Lange Zeit war ich unsicher, ob es sich hier wirklich um eine neue Reihe von Karin Slaughter handelt, nachdem der Harper Collins Verlag dieses Cover - angelehnt an die letzten beiden ins Deutsche übersetzte Thriller der Autorin - verwendet hat. Und nachdem ich jetzt diese Geschichte gelesen habe, frage ich mich umso mehr, was sich der Verlag dabei gedacht hat?!
Es ist nicht ersichtlich, dass es sich hier um den ersten Band der North Falls Reihe handelt und ein Bär kommt in der Geschichte ebenfalls nicht vor. Der Thriller spielt im Bundesstaat Georgia, wo zwar Schwarzbären vorkommen, aber eher in der nördlichen Bergregion.

Es ist der 4. Juli, der Nationalfeiertag der Amerikaner, der jedes Jahr groß gefeiert wird. In North Falls wird jedoch nach dem großen Feuerwerk nach zwei 14-jährigen Mädchen gesucht. Madison und Cheyenne sind spurlos verschwunden - nur ihre Fahrräder und einige Blutspuren werden gefunden. Für Emmy Clifton, dem örtlichen Deputy, ist die Suche nach den beiden Mädchen eine persönliche. Madison ist die Tochter ihrer besten Freundin Hannah und sie außerdem deren Patin. Die Suche gleicht einer Nadel im Heuhaufen, denn bei Kindesentführungen ist das Zeitfenster besonders wichtig. Bei ihren Ermittlungen gräbt Emmy immer tiefer und entdeckt, dass die beiden verschwundenen Mädchen Geheimnisse hatten, die niemand erahnte.

Zwölf Jahre später wird der damals vermeintliche Täter freigelassen und kurz darauf verschwindet wieder ein 14-jähriges Mädchen spurlos. Ein Mob aus Einwohnern versammelt sich vor dem frühzeitig entlassenen Mann, doch dieser hat ein Alibi. Die Ermittlungen werden wieder aufgenommen und führen schlussendlich zur schrecklichen Wahrheit....

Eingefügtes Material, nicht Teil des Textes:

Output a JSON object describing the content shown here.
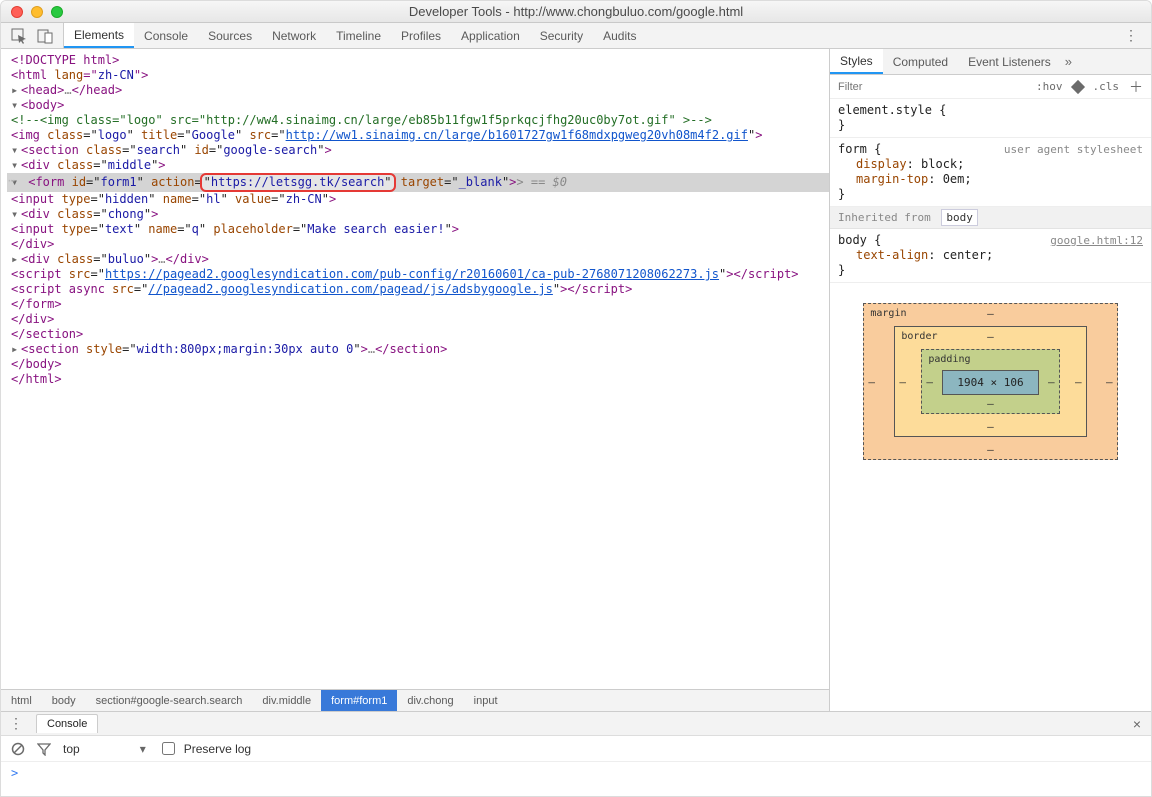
{
  "window": {
    "title": "Developer Tools - http://www.chongbuluo.com/google.html"
  },
  "toolbar_tabs": [
    "Elements",
    "Console",
    "Sources",
    "Network",
    "Timeline",
    "Profiles",
    "Application",
    "Security",
    "Audits"
  ],
  "toolbar_active": "Elements",
  "dom": {
    "l1": "<!DOCTYPE html>",
    "l2_open": "<html ",
    "l2_attr_n": "lang",
    "l2_attr_v": "zh-CN",
    "l2_close": ">",
    "head_open": "<head>",
    "head_ell": "…",
    "head_close": "</head>",
    "body_open": "<body>",
    "comment": "<!--<img class=\"logo\" src=\"http://ww4.sinaimg.cn/large/eb85b11fgw1f5prkqcjfhg20uc0by7ot.gif\" >-->",
    "img_open": "<img ",
    "img_a1n": "class",
    "img_a1v": "logo",
    "img_a2n": "title",
    "img_a2v": "Google",
    "img_a3n": "src",
    "img_a3v": "http://ww1.sinaimg.cn/large/b1601727gw1f68mdxpgweg20vh08m4f2.gif",
    "img_close": ">",
    "sec_open": "<section ",
    "sec_a1n": "class",
    "sec_a1v": "search",
    "sec_a2n": "id",
    "sec_a2v": "google-search",
    "sec_close": ">",
    "mid_open": "<div ",
    "mid_a1n": "class",
    "mid_a1v": "middle",
    "mid_close": ">",
    "form_open": "<form ",
    "form_a1n": "id",
    "form_a1v": "form1",
    "form_a2n": "action",
    "form_a2v": "https://letsgg.tk/search",
    "form_a3n": "target",
    "form_a3v": "_blank",
    "form_close_tail": "> == ",
    "form_dollar": "$0",
    "hidden": "<input type=\"hidden\" name=\"hl\" value=\"zh-CN\">",
    "chong_open": "<div ",
    "chong_a1n": "class",
    "chong_a1v": "chong",
    "chong_close": ">",
    "input_open": "<input ",
    "in_a1n": "type",
    "in_a1v": "text",
    "in_a2n": "name",
    "in_a2v": "q",
    "in_a3n": "placeholder",
    "in_a3v": "Make search easier!",
    "in_close": ">",
    "chong_end": "</div>",
    "buluo_open": "<div ",
    "buluo_a1n": "class",
    "buluo_a1v": "buluo",
    "buluo_close": ">…</div>",
    "script1_open": "<script ",
    "script1_a1n": "src",
    "script1_a1v": "https://pagead2.googlesyndication.com/pub-config/r20160601/ca-pub-2768071208062273.js",
    "script1_close": "></script>",
    "script2_open": "<script async ",
    "script2_a1n": "src",
    "script2_a1v": "//pagead2.googlesyndication.com/pagead/js/adsbygoogle.js",
    "script2_close": "></script>",
    "form_end": "</form>",
    "mid_end": "</div>",
    "sec_end": "</section>",
    "sec2_open": "<section ",
    "sec2_a1n": "style",
    "sec2_a1v": "width:800px;margin:30px auto 0",
    "sec2_close": ">…</section>",
    "body_end": "</body>",
    "html_end": "</html>"
  },
  "crumbs": [
    "html",
    "body",
    "section#google-search.search",
    "div.middle",
    "form#form1",
    "div.chong",
    "input"
  ],
  "crumb_active": "form#form1",
  "styles": {
    "tabs": [
      "Styles",
      "Computed",
      "Event Listeners"
    ],
    "tabs_active": "Styles",
    "filter_placeholder": "Filter",
    "tool_hov": ":hov",
    "tool_cls": ".cls",
    "rule_elem_sel": "element.style {",
    "rule_elem_end": "}",
    "rule_form_sel": "form {",
    "rule_form_ua": "user agent stylesheet",
    "rule_form_p1n": "display",
    "rule_form_p1v": "block;",
    "rule_form_p2n": "margin-top",
    "rule_form_p2v": "0em;",
    "rule_form_end": "}",
    "inh_label": "Inherited from",
    "inh_from": "body",
    "rule_body_sel": "body {",
    "rule_body_src": "google.html:12",
    "rule_body_p1n": "text-align",
    "rule_body_p1v": "center;",
    "rule_body_end": "}",
    "bm_margin": "margin",
    "bm_border": "border",
    "bm_padding": "padding",
    "bm_content": "1904 × 106",
    "bm_dash": "–"
  },
  "drawer": {
    "tab": "Console",
    "context": "top",
    "preserve": "Preserve log",
    "prompt": ">"
  }
}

Die letzten Thriller von Karin Slaughter konnten mich teilweise nicht mehr so begeistern, wie einst ihre Sara Linton und Jeffrey Tolliver Reihe. Die Will Trent Reihe war für mich teilweise dann eher zu langsam erzählt, aber es waren auch gute Bücher dabei. Ihr letzter Thriller "Letzte Lügen" fand ich hingegen wieder großartig, auch wenn dieser bereits für mich eine Überlänge hatte. Deswegen musste ich mir das neue Buch gleich mal in meiner Bücherei reservieren lassen.

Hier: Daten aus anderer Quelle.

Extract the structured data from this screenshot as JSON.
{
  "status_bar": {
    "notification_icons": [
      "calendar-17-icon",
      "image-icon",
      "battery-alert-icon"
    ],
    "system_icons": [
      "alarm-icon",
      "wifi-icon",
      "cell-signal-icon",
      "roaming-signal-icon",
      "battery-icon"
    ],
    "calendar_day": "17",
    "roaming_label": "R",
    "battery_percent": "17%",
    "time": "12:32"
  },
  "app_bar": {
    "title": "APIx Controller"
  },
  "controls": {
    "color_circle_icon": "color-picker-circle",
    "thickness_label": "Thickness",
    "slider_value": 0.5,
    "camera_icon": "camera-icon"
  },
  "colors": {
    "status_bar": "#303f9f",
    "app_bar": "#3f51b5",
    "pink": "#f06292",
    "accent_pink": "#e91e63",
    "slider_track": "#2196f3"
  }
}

Auch der Reihenstart ihrer neuen Reihe ist zu detailliert für einen Thriller und hat Überlängen.
Das atmosphärische Kleinstadtsetting gefiel mir gut und lässt für die kommenden Bände - ähnlich wie bei Romance Romanen - ein Feeling aufkommen, dass man viele der Menschen bereits kennt. North Falls ist eine Kleinstadt, wo jeder jeden kennt und die Familie Clifton das Sagen hat. Emmy Clifton, die ermittelnde Deputy, gehört zwar ebenfalls zum Clifton-Clan, jedoch ist ihr Zweig der Familie eher der geduldete, obwohl ihr Vater Gerald der Sheriff der Stadt ist. Sie gehören nicht wirklich zu den reichen und privilegierten Cliftons.
Die Handlung ist langsam fortschreitend und wird sehr detailliert erzählt. Auch die Ermittlungsarbeiten werden sehr detailverliebt durchgenommen. Dadurch entstehen vor allem in der Mitte einige Längen.
Die Themen, die Slaughter aufgreift, sind jedoch gleichbleibend aktuell. Es geht um Kindesentführung und -missbrauch, toxische Beziehungen, Teenagerprobleme, Diskriminierung von Frauen....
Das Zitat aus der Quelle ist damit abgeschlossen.